Outras vezes, quando eu me afadigava a ponto de
pensar em desistir, ela me socorria, me pedindo que
fosse perseverante, e reiterava que as fortunas rápidas de todo tipo são as
menos sólidas, pois raramente são obra do mérito. Os frutos maduros, porém
laboriosos da prudência – pude eu próprio
descobrir depois –, são sempre tardios. E
que, quem sabe suportar tudo, pode ousar tudo.
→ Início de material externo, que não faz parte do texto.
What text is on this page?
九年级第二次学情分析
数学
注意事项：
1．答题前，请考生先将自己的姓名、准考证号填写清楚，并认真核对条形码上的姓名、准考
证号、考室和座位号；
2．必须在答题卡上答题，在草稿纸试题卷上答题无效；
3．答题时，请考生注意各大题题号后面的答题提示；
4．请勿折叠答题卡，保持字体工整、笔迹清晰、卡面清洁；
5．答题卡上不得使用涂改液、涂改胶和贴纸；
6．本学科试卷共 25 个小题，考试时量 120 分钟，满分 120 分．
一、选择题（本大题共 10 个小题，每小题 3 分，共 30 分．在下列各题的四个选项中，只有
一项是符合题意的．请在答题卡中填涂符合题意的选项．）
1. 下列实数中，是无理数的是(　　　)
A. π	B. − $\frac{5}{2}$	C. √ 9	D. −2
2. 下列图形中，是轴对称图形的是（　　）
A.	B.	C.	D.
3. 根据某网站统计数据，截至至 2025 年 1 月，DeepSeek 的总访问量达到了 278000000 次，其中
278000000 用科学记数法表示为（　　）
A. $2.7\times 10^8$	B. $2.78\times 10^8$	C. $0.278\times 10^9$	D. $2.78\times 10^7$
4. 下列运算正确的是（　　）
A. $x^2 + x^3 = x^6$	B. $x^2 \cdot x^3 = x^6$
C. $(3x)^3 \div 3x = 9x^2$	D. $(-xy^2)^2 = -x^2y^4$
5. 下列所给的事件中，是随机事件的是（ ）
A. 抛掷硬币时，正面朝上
E, ao insistir para que eu procurasse aprimorar
os meus esforços, advertia-me de que a satisfação não é a marca do mérito, pois
nem o espírito nem a vaidade podem fazer o gênio. Ou, ainda, que a indolência é
o sono dos espíritos e a limpidez, o verniz dos mestres, assim como a clareza é
a boa-fé dos filósofos. E que a perfeição de um relógio não está na rapidez,
mas na precisão...
Todas essas lições que impregnaram a minha
infância, minha avó as absorvera de Luc de Clapier, marquês de Vauvernagues,
grande escritor francês da primeira metade do século XVIII, nascido em
Aix-em-Provence, de família nobre, porém sem fortuna e destinado a uma vida
difícil, como a de todos aqueles que buscaram a glória pela virtude e souberam
por intuição ou ciência própria que ganhamos pouco com a esperteza e que não
temos o direito de tornar infelizes aqueles que não podemos tornar bons.